Frontiers in Chemistry (Oct 2022)
Enhanced thermal and photo-stability of a para-substituted dicumyl ketone intercalated in a layered double hydroxide
Abstract
A ketodiacid, 4,4′-dicarboxylate-dicumyl ketone (3), has been intercalated into a Zn, Al layered double hydroxide (LDH) by a coprecipitation synthesis strategy. The structure and chemical composition of the resultant hybrid material (LDH-KDA3) were characterized by powder X-ray diffraction (PXRD), FT-IR, FT-Raman and solid-state 13C{1H} NMR spectroscopies, scanning electron microscopy (SEM), energy-dispersive X-ray spectroscopy (EDS), thermogravimetric analysis (TGA), and elemental analysis (CHN). PXRD showed that the dicarboxylate guest molecules assembled into a monolayer to give a basal spacing of 18.0 Å. TGA revealed that the organic guest starts to decompose at a significantly higher temperature (ca. 330°C) than that determined for the free ketodiacid (ca. 230°C).
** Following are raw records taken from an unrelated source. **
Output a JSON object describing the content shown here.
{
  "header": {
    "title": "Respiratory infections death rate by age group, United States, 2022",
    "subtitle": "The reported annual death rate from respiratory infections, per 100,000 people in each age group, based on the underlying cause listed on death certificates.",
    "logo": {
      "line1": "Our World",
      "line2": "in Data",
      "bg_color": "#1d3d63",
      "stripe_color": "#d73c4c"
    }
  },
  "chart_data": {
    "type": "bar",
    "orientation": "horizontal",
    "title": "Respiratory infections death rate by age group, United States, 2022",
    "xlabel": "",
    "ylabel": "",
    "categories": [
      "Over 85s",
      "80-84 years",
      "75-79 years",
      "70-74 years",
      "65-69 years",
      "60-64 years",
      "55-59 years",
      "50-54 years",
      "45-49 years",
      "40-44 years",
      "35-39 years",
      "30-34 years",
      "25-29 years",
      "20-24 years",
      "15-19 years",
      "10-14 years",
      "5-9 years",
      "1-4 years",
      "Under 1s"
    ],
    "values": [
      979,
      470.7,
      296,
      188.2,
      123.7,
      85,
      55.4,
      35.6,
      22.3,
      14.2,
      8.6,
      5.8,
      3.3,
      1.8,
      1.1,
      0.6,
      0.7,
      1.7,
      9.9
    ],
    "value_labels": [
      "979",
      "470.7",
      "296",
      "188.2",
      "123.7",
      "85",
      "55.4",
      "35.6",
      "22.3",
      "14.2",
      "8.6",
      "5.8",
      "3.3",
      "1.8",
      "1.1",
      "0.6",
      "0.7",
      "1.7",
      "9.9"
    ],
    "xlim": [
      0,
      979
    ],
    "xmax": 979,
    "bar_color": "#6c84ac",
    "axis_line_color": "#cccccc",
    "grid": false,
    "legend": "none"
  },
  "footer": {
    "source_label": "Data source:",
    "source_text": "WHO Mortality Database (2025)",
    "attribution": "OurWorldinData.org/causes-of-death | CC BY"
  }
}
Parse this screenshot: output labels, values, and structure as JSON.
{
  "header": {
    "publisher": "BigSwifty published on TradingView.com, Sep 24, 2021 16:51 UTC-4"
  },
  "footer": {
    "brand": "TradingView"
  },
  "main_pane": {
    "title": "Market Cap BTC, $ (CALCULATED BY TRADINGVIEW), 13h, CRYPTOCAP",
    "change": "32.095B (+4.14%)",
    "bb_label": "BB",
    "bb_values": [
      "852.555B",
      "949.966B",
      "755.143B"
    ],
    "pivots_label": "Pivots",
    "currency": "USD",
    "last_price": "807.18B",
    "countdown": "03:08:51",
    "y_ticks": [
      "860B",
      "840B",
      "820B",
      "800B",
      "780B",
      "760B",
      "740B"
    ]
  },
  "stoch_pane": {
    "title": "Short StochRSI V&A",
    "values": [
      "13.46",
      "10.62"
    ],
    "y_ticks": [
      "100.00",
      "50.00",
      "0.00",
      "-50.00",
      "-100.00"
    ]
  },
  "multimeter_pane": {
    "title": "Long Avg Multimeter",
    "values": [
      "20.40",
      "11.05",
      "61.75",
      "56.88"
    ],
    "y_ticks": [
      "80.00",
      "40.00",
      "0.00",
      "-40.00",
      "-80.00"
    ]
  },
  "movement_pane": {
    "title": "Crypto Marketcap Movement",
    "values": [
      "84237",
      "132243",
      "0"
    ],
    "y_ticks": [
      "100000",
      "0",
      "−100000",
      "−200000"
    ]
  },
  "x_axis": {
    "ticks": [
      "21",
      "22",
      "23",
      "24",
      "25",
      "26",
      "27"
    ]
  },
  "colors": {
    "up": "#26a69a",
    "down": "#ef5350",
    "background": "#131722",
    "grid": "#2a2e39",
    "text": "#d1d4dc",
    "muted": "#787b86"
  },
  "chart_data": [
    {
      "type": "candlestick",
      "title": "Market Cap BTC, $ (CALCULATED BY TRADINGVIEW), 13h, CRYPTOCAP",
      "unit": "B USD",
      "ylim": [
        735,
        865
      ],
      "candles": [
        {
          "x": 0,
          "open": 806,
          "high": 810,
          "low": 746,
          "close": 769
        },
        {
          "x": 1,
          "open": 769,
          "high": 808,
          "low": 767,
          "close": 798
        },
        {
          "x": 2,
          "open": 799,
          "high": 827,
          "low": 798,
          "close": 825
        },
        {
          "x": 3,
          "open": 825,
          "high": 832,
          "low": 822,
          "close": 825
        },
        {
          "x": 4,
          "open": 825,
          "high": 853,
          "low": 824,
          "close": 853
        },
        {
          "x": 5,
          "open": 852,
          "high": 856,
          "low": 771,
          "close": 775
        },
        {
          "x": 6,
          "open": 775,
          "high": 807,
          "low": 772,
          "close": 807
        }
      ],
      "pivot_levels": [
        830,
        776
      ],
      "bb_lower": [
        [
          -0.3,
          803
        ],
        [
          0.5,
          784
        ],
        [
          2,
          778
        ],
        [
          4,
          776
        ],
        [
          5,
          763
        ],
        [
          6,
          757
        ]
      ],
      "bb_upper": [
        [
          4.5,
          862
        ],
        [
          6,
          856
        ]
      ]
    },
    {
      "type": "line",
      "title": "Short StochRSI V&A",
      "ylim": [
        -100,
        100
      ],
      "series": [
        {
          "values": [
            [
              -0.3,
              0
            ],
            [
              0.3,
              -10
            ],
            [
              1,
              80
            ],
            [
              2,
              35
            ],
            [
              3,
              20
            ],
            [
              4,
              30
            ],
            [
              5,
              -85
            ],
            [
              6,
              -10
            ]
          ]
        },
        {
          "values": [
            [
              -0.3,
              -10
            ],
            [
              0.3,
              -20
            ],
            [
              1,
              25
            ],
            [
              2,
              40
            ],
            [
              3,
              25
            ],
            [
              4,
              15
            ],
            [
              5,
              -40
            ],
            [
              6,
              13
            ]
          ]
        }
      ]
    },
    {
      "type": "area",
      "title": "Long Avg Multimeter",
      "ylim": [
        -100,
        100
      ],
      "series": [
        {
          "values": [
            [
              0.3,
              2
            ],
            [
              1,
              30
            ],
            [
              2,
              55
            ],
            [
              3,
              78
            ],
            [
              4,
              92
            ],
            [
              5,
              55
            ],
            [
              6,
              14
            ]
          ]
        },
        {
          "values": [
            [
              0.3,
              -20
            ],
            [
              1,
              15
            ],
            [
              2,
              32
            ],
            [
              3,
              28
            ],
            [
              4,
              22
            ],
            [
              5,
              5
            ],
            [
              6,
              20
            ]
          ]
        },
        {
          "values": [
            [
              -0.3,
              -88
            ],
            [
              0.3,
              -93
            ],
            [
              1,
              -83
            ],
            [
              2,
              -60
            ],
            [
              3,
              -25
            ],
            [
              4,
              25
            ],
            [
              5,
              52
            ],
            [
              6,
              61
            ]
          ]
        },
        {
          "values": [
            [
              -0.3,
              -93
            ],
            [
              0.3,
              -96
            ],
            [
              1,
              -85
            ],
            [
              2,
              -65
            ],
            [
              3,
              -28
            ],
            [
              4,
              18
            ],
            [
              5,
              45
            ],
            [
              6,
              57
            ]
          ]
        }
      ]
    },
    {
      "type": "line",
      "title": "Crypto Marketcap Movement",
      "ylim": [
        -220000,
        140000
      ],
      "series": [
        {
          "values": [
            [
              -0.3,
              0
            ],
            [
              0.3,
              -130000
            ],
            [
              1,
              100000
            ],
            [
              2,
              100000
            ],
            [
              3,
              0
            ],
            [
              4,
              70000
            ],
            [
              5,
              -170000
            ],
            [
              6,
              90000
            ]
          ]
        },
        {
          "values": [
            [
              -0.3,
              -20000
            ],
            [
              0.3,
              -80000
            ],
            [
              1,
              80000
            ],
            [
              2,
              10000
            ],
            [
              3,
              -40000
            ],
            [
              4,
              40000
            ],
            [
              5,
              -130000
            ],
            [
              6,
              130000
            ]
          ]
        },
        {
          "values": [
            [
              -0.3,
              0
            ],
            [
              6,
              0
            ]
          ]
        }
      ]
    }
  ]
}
Photochemical experiments were performed to probe the photoreactivity of the ketoacid in the crystalline state, in solution, and as a guest embedded within the photochemically-inert LDH host. Irradiation of the bulk crystalline ketoacid results in photodecarbonylation and the exclusive formation of the radical-radical combination product. Solution studies employing the standard myoglobin (Mb) assay for quantification of released CO showed that the ketoacid behaved as a photoactivatable CO-releasing molecule for transfer of CO to heme proteins, although the photoreactivity was low. No photoinduced release of CO was found for the LDH system, indicating that molecular confinement enhanced the photo-stability of the hexasubstituted ketone. To better understand the behavior of 3 under irradiation, a more comprehensive study, involving excitation of this compound in DMSO-d6 followed by 1H NMR, UV-Vis and fluorescence spectroscopy, was undertaken and further rationalized with the help of time-dependent density functional theory (TDDFT) electronic quantum calculations. The photophysical study showed the formation of a less emissive compound (or compounds). New signals in the 1H NMR spectra were attributed to photoproducts obtained via Norrish type I α-cleavage decarbonylation and Norrish type II (followed by CH3 migration) pathways. TDDFT calculations predicted that the formation of a keto-enol system (via a CH3 migration step in the type II pathway) was highly favorable and consistent with the observed spectral data.